Aston Martin is bringing Andy Cowell - a crucial part of Mercedes' domination from 2014 to 2020 - back into Formula 1 as its new group chief executive officer.
Cowell's famous as an engine guru. But as Mark Hughes explained in this column he wrote to mark Cowell's Mercedes exit in 2020, he's far more than that:
Andy Cowell the race engine engineer is deeply gifted – and intensely competitive. He’s an aggressively progressive thinker. His reach of what is feasible often goes beyond what others may even think is possible.
His 1999 Cosworth CR-1, 2001 BMW P81 and 2014 Mercedes PU106 are testament to that, each of them redefining F1 engine technology. For Cowell, the remarkable is always within reach. It’s only ever a case of working out the route.
That alone would make him one of the most significant engineers in F1’s history. But that this guy should also be that most rare of things, an engineer gifted at leadership and inspiring a team – that all those things should all be embodied in one man – is just astonishing.
Under his MD-ship, Mercedes HPP has become the dominant engine force in perhaps the most engine-dominated formula the championship has ever devised.
He did it through imbuing a team of several hundred bright, competitive minds with his own mindset – and getting them all working in the same direction. He somehow herded the cats, minimising ‘losses in the system’ just as he would when designing an engine.
All done with a down-to-earth sparkle of racer’s mischief. There’s no big ‘I am’ about Andy, no stiff formality.
The bubbling energy is always close to the surface, but he’s approachable – and brilliant at explaining complex issues in a way readily understandable to an interested layman.
“You need the tenacity when it goes wrong a few times to pick yourself up, dust yourself down and say, ‘Right, what have we learned there?’ and not give up” :: Andy Cowell
He also races cars in his spare time – and so understands absolutely the difference between the map and the territory, understands also that he is not trying to help build the best engine on the dyno, but to make the optimised engine for the fastest total car.
He always understood this, but it paid back spectacularly when circumstance put him together with Ross Brawn in 2009. Shortly thereafter the establishing of a Mercedes works team dissolved the previous delineation between team and engine supplier and all bets were off.
He had joined (via Cosworth and BMW) what was then Ilmor in 2004 and was there as it became Mercedes HPP, becoming chief engineer a couple of years later, a director in 2008 – and the boss in 2012.
He’d formed a great partnership with the various McLaren engineers over the years when that was the official Mercedes partner team. But having the Brixworth HPP factory absolutely as part of the same entity as the Brackley-based team, all under the ‘Mercedes’ umbrella, opened new doors of possibility.
Cowell was the perfect guy to walk through them and pull the wall holding the doors down after him. That there should have been a radical all-new engine formula coming up at just this time made the current Mercedes era of F1 pre-ordained.

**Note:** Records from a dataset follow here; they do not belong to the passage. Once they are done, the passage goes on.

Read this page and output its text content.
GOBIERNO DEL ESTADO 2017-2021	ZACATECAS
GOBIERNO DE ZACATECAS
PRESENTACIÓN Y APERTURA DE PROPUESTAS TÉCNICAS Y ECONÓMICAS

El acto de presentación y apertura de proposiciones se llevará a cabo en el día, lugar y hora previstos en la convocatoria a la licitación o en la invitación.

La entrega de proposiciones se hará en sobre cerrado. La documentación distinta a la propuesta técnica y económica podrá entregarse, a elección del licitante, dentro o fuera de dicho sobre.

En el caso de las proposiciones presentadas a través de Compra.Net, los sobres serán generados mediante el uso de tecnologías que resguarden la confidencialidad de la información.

Energy, clarity and depth: you can absolutely imagine his smiling visage posing challenging questions at the talented specialists working for him – quickly assessing the significance of the answers and acting upon them.
There would always be a quest with Cowell in charge, and decisions would be made quickly. Always with that ultimate laptime improvement as the shining light he was aiming for.
“Engineering is a balance,” he once told me. “Creativity, gut feeling, the best simulation in the available time….
“It’s also about having the bloody determination and tenacity because the whole of racing is R&D and the success rate is low. A 20% success rate in R&D is good.
“You need the tenacity when it goes wrong a few times to pick yourself up, dust yourself down and say, ‘Right, what have we learned there?’ and not give up.”
So, he’s going to be an enormous miss to Mercedes HPP and its F1 programme. But, he wouldn’t have been Andy Cowell had he not left in place a bunch of superbly qualified guys to run with the ball.
Whatever Andy’s new ‘engineering business opportunity’ turns out to be, it will set new standards. In his wake at Mercedes he will leave a team totally immersed in his philosophy.
From a selfish perspective, I wish he wasn’t going; I’ve now got to find someone else I can direct my engine questions to.